The National Assembly Standing Committee on Finance and Revenue has directed the Federal Board of Revenue to launch an installment facility for paying PTA tax on smartphones, responding to concerns that millions of non-PTA-approved phones currently circulating in the local market remain inaccessible to consumers unable to pay the full tax amount upfront.
Committee members argued that consumers worldwide are able to purchase even low-cost products through installment arrangements, and urged the government to extend a similar facility to PTA and related tax charges on mobile phones rather than requiring the full payment in a single transaction. Committee Chairman Syed Naveed Qamar directed the Federal Board of Revenue to work jointly with PTA on developing a formal proposal that would allow phone tax payments to be spread across multiple installments, a structural change that would primarily benefit buyers of non-PTA-approved devices who currently face a significant upfront cost barrier before their phones can be registered for full network access.

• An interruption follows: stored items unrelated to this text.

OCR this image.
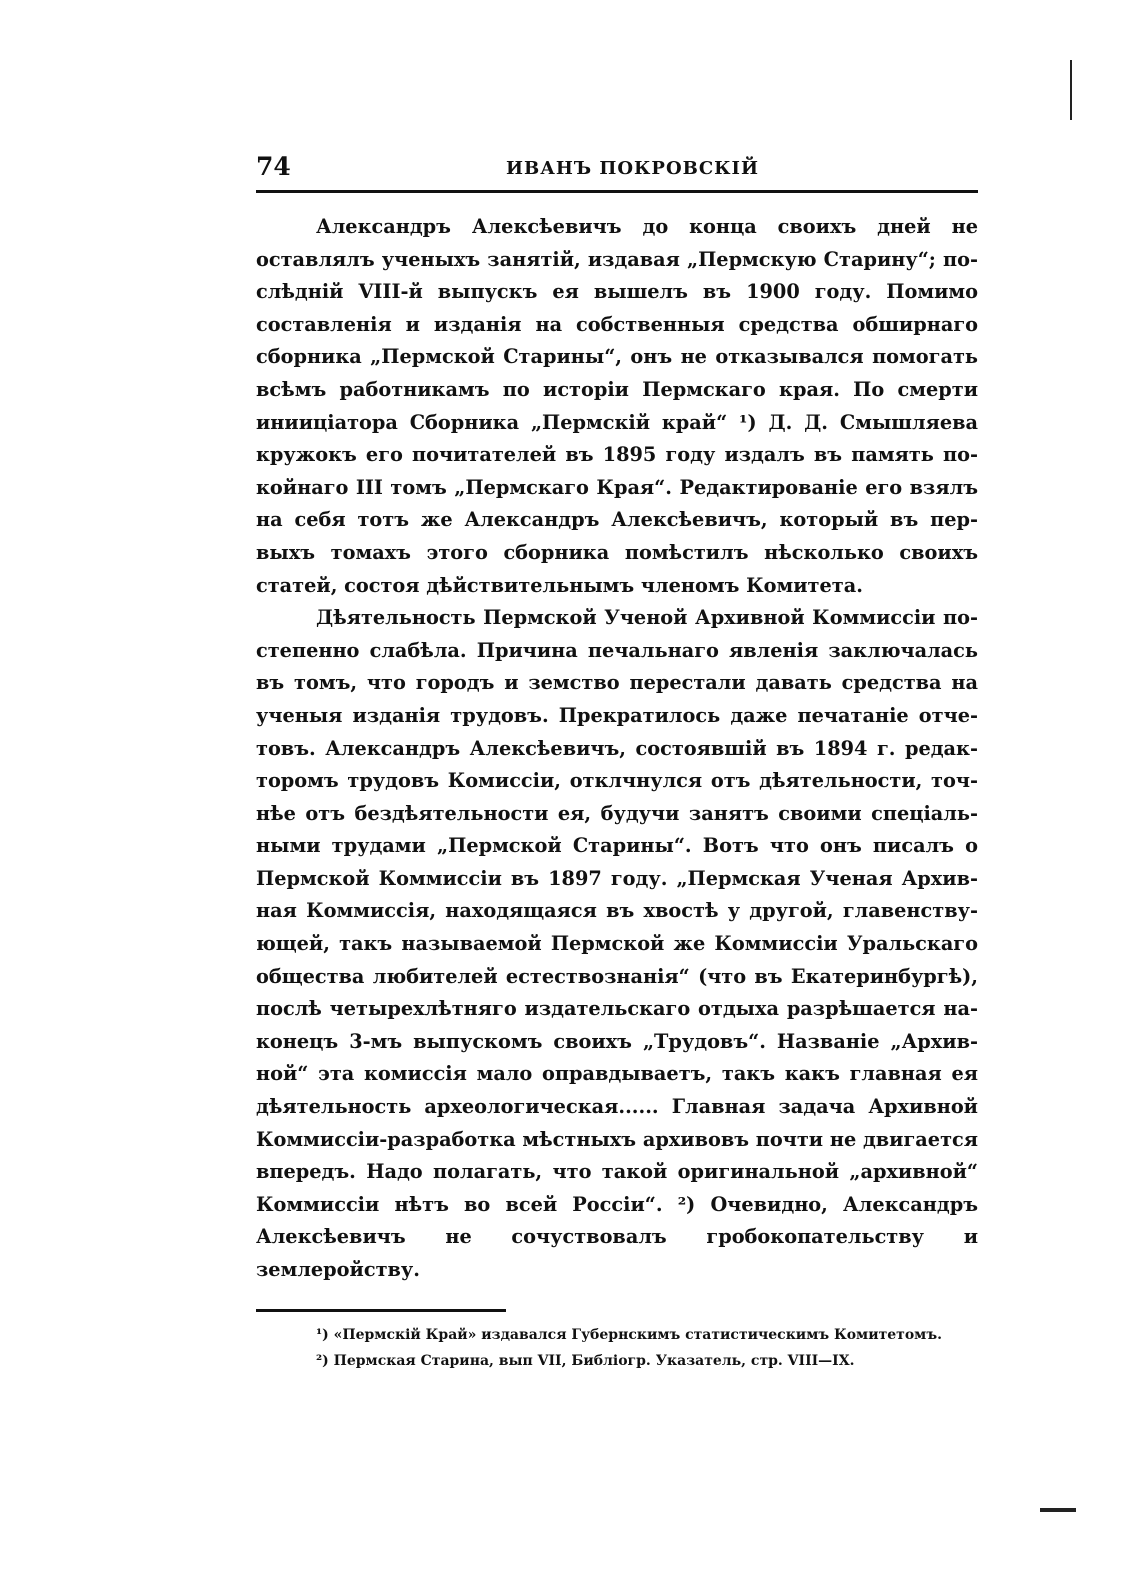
74	ИВАНЪ ПОКРОВСКІЙ

Александръ Алексѣевичъ до конца своихъ дней не оставлялъ ученыхъ занятій, издавая „Пермскую Старину“; послѣдній VIII-й выпускъ ея вышелъ въ 1900 году. Помимо составленія и изданія на собственныя средства обширнаго сборника „Пермской Старины“, онъ не отказывался помогать всѣмъ работникамъ по исторіи Пермскаго края. По смерти инииціатора Сборника „Пермскій край“ ¹) Д. Д. Смышляева кружокъ его почитателей въ 1895 году издалъ въ память покойнаго III томъ „Пермскаго Края“. Редактированіе его взялъ на себя тотъ же Александръ Алексѣевичъ, который въ первыхъ томахъ этого сборника помѣстилъ нѣсколько своихъ статей, состоя дѣйствительнымъ членомъ Комитета.

Дѣятельность Пермской Ученой Архивной Коммиссіи постепенно слабѣла. Причина печальнаго явленія заключалась въ томъ, что городъ и земство перестали давать средства на ученыя изданія трудовъ. Прекратилось даже печатаніе отчетовъ. Александръ Алексѣевичъ, состоявшій въ 1894 г. редакторомъ трудовъ Комиссіи, отклчнулся отъ дѣятельности, точнѣе отъ бездѣятельности ея, будучи занятъ своими спеціальными трудами „Пермской Старины“. Вотъ что онъ писалъ о Пермской Коммиссіи въ 1897 году. „Пермская Ученая Архивная Коммиссія, находящаяся въ хвостѣ у другой, главенствующей, такъ называемой Пермской же Коммиссіи Уральскаго общества любителей естествознанія“ (что въ Екатеринбургѣ), послѣ четырехлѣтняго издательскаго отдыха разрѣшается наконецъ 3-мъ выпускомъ своихъ „Трудовъ“. Названіе „Архивной“ эта комиссія мало оправдываетъ, такъ какъ главная ея дѣятельность археологическая...... Главная задача Архивной Коммиссіи-разработка мѣстныхъ архивовъ почти не двигается впередъ. Надо полагать, что такой оригинальной „архивной“ Коммиссіи нѣтъ во всей Россіи“. ²) Очевидно, Александръ Алексѣевичъ не сочуствовалъ гробокопательству и землеройству.

¹) «Пермскій Край» издавался Губернскимъ статистическимъ Комитетомъ.

²) Пермская Старина, вып VII, Библіогр. Указатель, стр. VIII—IX.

During the session, some lawmakers questioned whether the existing tax structure on imported and non-PTA phones was designed primarily to generate government revenue or to protect the interests of certain domestic manufacturers, raising the underlying tension between revenue policy and industrial protection that has surrounded mobile phone taxation in Pakistan for several budget cycles. Federal Board of Revenue officials maintained that the taxes remain an important source of government revenue and pushed back against the suggestion that the structure exists primarily to shield local manufacturers from competition.

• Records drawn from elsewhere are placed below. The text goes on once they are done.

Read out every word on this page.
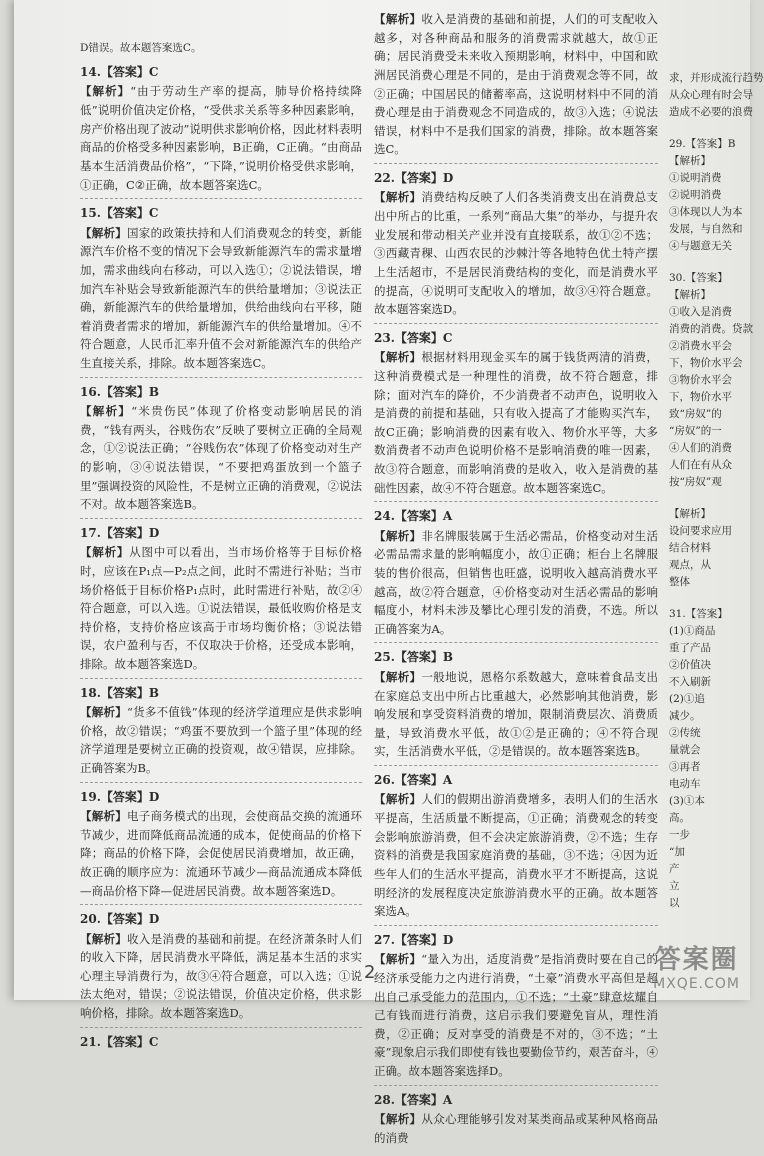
D错误。故本题答案选C。

14.【答案】C

【解析】“由于劳动生产率的提高，肺导价格持续降低”说明价值决定价格，“受供求关系等多种因素影响，房产价格出现了波动”说明供求影响价格，因此材料表明商品的价格受多种因素影响，B正确，C正确。“由商品基本生活消费品价格”，“下降，”说明价格受供求影响，①正确，C②正确，故本题答案选C。

15.【答案】C

【解析】国家的政策扶持和人们消费观念的转变，新能源汽车价格不变的情况下会导致新能源汽车的需求量增加，需求曲线向右移动，可以入选①；②说法错误，增加汽车补贴会导致新能源汽车的供给量增加；③说法正确，新能源汽车的供给量增加，供给曲线向右平移，随着消费者需求的增加，新能源汽车的供给量增加。④不符合题意，人民币汇率升值不会对新能源汽车的供给产生直接关系，排除。故本题答案选C。

16.【答案】B

【解析】“米贵伤民”体现了价格变动影响居民的消费，“钱有两头，谷贱伤农”反映了要树立正确的全局观念，①②说法正确；“谷贱伤农”体现了价格变动对生产的影响，③④说法错误，“不要把鸡蛋放到一个篮子里”强调投资的风险性，不是树立正确的消费观，②说法不对。故本题答案选B。

17.【答案】D

【解析】从图中可以看出，当市场价格等于目标价格时，应该在P₁点—P₂点之间，此时不需进行补贴；当市场价格低于目标价格P₁点时，此时需进行补贴，故②④符合题意，可以入选。①说法错误，最低收购价格是支持价格，支持价格应该高于市场均衡价格；③说法错误，农户盈利与否，不仅取决于价格，还受成本影响，排除。故本题答案选D。

18.【答案】B

【解析】“货多不值钱”体现的经济学道理应是供求影响价格，故②错误；“鸡蛋不要放到一个篮子里”体现的经济学道理是要树立正确的投资观，故④错误，应排除。正确答案为B。

19.【答案】D

【解析】电子商务模式的出现，会使商品交换的流通环节减少，进而降低商品流通的成本，促使商品的价格下降；商品的价格下降，会促使居民消费增加，故正确，故正确的顺序应为：流通环节减少—商品流通成本降低—商品价格下降—促进居民消费。故本题答案选D。

20.【答案】D

【解析】收入是消费的基础和前提。在经济萧条时人们的收入下降，居民消费水平降低，满足基本生活的求实心理主导消费行为，故③④符合题意，可以入选；①说法太绝对，错误；②说法错误，价值决定价格，供求影响价格，排除。故本题答案选D。

21.【答案】C

【解析】收入是消费的基础和前提，人们的可支配收入越多，对各种商品和服务的消费需求就越大，故①正确；居民消费受未来收入预期影响，材料中，中国和欧洲居民消费心理是不同的，是由于消费观念等不同，故②正确；中国居民的储蓄率高，这说明材料中不同的消费心理是由于消费观念不同造成的，故③入选；④说法错误，材料中不是我们国家的消费，排除。故本题答案选C。

22.【答案】D

【解析】消费结构反映了人们各类消费支出在消费总支出中所占的比重，一系列“商品大集”的举办，与提升农业发展和带动相关产业并没有直接联系，故①②不选；③西藏青稞、山西农民的沙棘汁等各地特色优土特产摆上生活超市，不是居民消费结构的变化，而是消费水平的提高，④说明可支配收入的增加，故③④符合题意。故本题答案选D。

23.【答案】C

【解析】根据材料用现金买车的属于钱货两清的消费，这种消费模式是一种理性的消费，故不符合题意，排除；面对汽车的降价，不少消费者不动声色，说明收入是消费的前提和基础，只有收入提高了才能购买汽车，故C正确；影响消费的因素有收入、物价水平等，大多数消费者不动声色说明价格不是影响消费的唯一因素，故③符合题意，而影响消费的是收入，收入是消费的基础性因素，故④不符合题意。故本题答案选C。

24.【答案】A

【解析】非名牌服装属于生活必需品，价格变动对生活必需品需求量的影响幅度小，故①正确；柜台上名牌服装的售价很高，但销售也旺盛，说明收入越高消费水平越高，故②符合题意，④价格变动对生活必需品的影响幅度小，材料未涉及攀比心理引发的消费，不选。所以正确答案为A。

25.【答案】B

【解析】一般地说，恩格尔系数越大，意味着食品支出在家庭总支出中所占比重越大，必然影响其他消费，影响发展和享受资料消费的增加，限制消费层次、消费质量，导致消费水平低，故①②是正确的；④不符合现实，生活消费水平低，②是错误的。故本题答案选B。

26.【答案】A

【解析】人们的假期出游消费增多，表明人们的生活水平提高，生活质量不断提高，①正确；消费观念的转变会影响旅游消费，但不会决定旅游消费，②不选；生存资料的消费是我国家庭消费的基础，③不选；④因为近些年人们的生活水平提高，消费水平才不断提高，这说明经济的发展程度决定旅游消费水平的正确。故本题答案选A。

27.【答案】D

【解析】“量入为出，适度消费”是指消费时要在自己的经济承受能力之内进行消费，“土豪”消费水平高但是超出自己承受能力的范围内，①不选；“土豪”肆意炫耀自己有钱而进行消费，这启示我们要避免盲从，理性消费，②正确；反对享受的消费是不对的，③不选；“土豪”现象启示我们即使有钱也要勤俭节约，艰苦奋斗，④正确。故本题答案选择D。

28.【答案】A

【解析】从众心理能够引发对某类商品或某种风格商品的消费

求，并形成流行趋势
从众心理有时会导
造成不必要的浪费
29.【答案】B
【解析】
①说明消费
②说明消费
③体现以人为本
发展，与自然和
④与题意无关
30.【答案】
【解析】
①收入是消费
消费的消费。贷款
②消费水平会
下，物价水平会
③物价水平会
下，物价水平
致“房奴”的
“房奴”的一
④人们的消费
人们在有从众
按“房奴”观
【解析】
设问要求应用
结合材料
观点，从
整体
31.【答案】
(1)①商品
重了产品
②价值决
不入刷新
(2)①追
减少。
②传统
量就会
③再者
电动车
(3)①本
高。
一步
“加
产
立
以
2	答案圈
MXQE.COM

The Finance Secretary cautioned that reducing taxes on lower-priced phones would create an estimated revenue shortfall of around Rs. 1 billion, a gap that would need to be recovered through other means if implemented, illustrating the fiscal trade-off the government faces in trying to ease the tax burden on consumers while maintaining its broader revenue targets. The committee’s installment proposal does not reduce the overall tax owed but instead aims to make payment more manageable for consumers, an approach that sidesteps the revenue shortfall concern tied to outright tax reduction while still addressing affordability complaints that have been raised repeatedly by buyers of imported and non-PTA-registered devices.